大汉只觉得莫名的感到脊背蹿上一股凉意,不禁打了个寒颤:“你……你不怕露馅啊!”
“日生哥,真让你过一天郡守的日子,换你一条命,你换不换?”
瘦狗的言语在空荡荡的大厅里泛着回响,沉雷远遁,钱日生若有所思的望着角落的一具棺材,喃喃作答,他仿佛回答大汉,也仿佛自言自语:
“我今天就要当一回郡守,堂堂正正的出城!”
……
两人将假郡守的尸体放在一口空棺材里,严严实实的盖上,鬼鬼祟祟的刚忙碌好,就听门外有人隔着老远叫道:“大人,车备好了!”
大汉扭头注视着钱日生,只见对方沉静的,随即吹灭桌上的灯烛,打开门,迈了出去。
大雨倾盆,赵公干一路踩着水泡,殷勤的将伞和蓑衣递过来,大汉赶紧将门关好,随即一把接过蓑衣自己朝身上一披,然后顺势将他手上的灯笼也拿了过来。

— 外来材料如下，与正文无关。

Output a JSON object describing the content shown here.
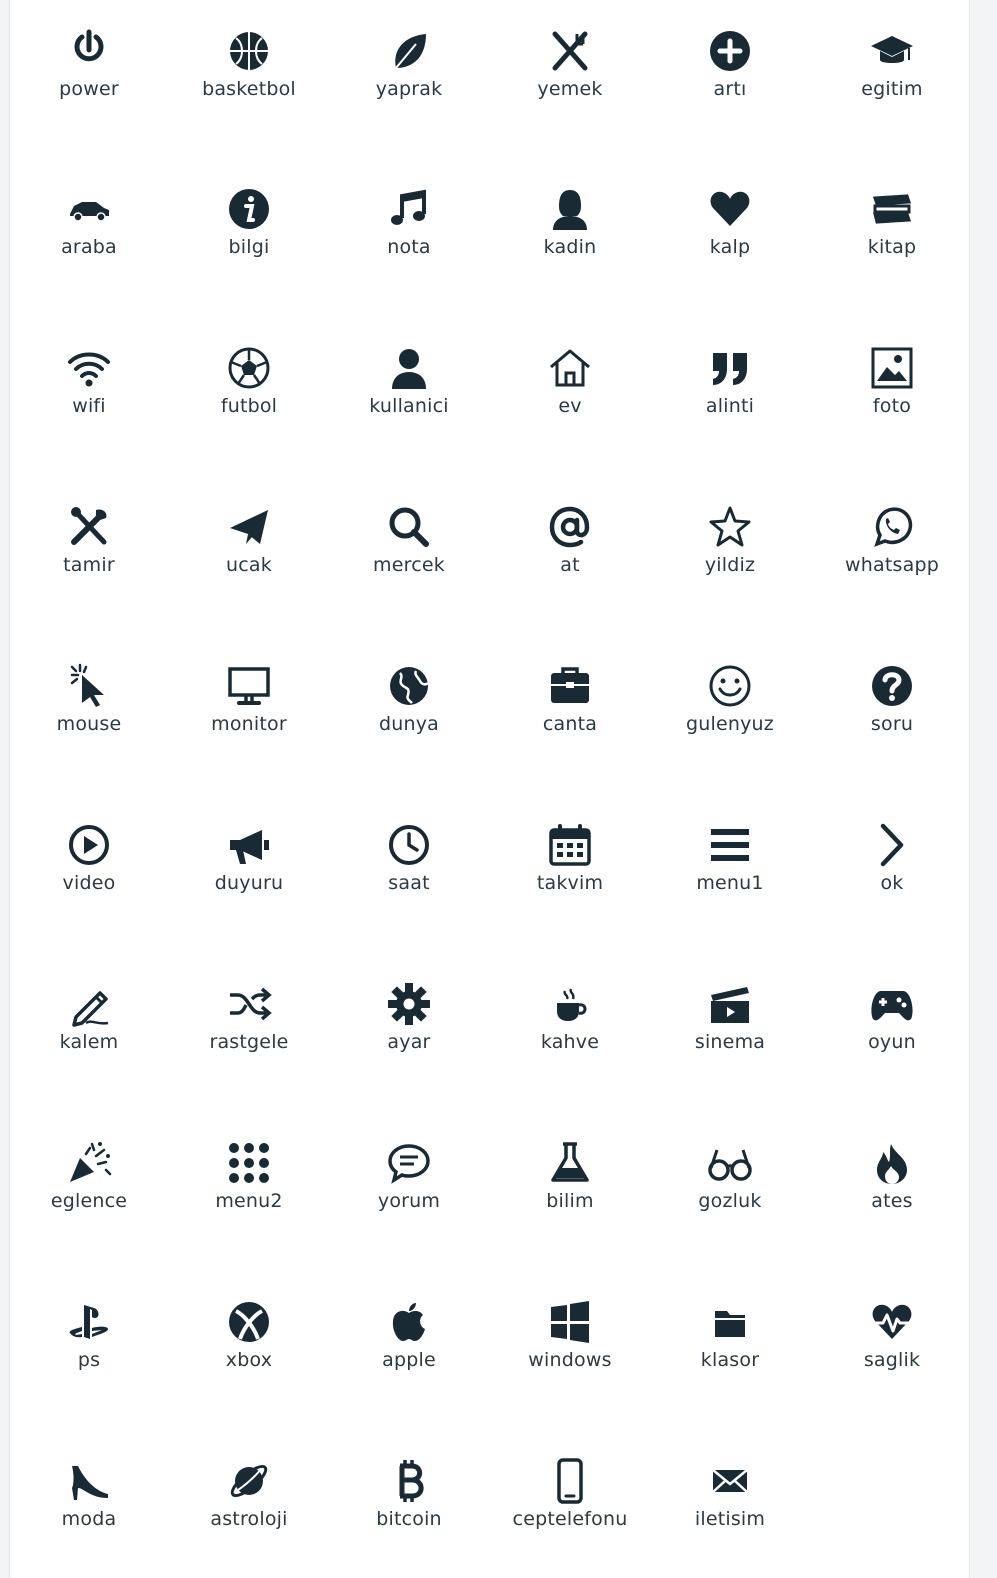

赵公干自知没趣的退在一旁,贺郡守谱大是通衙门上下都知道的,既然巴结不上就别硬往上凑了。
大汉刻意隔着钱日生,左手提灯,右手撑伞,一步步护着往门口走去。
郡衙门外马车横停,老杨头儿裹着蓑衣,正手持马鞭立在一旁静候。
钱日生最怕的反而是这个车夫,哪怕对视一眼他也觉得自己会露馅。
他低着头,怕被雨淋着似的,遮着脸就往车厢走去。老杨头刚要过来搀扶,那大汉一灯笼贴脸照来,只觉光亮刺目,耀眼生花,老杨头眼睛一眯,下意识的就避开。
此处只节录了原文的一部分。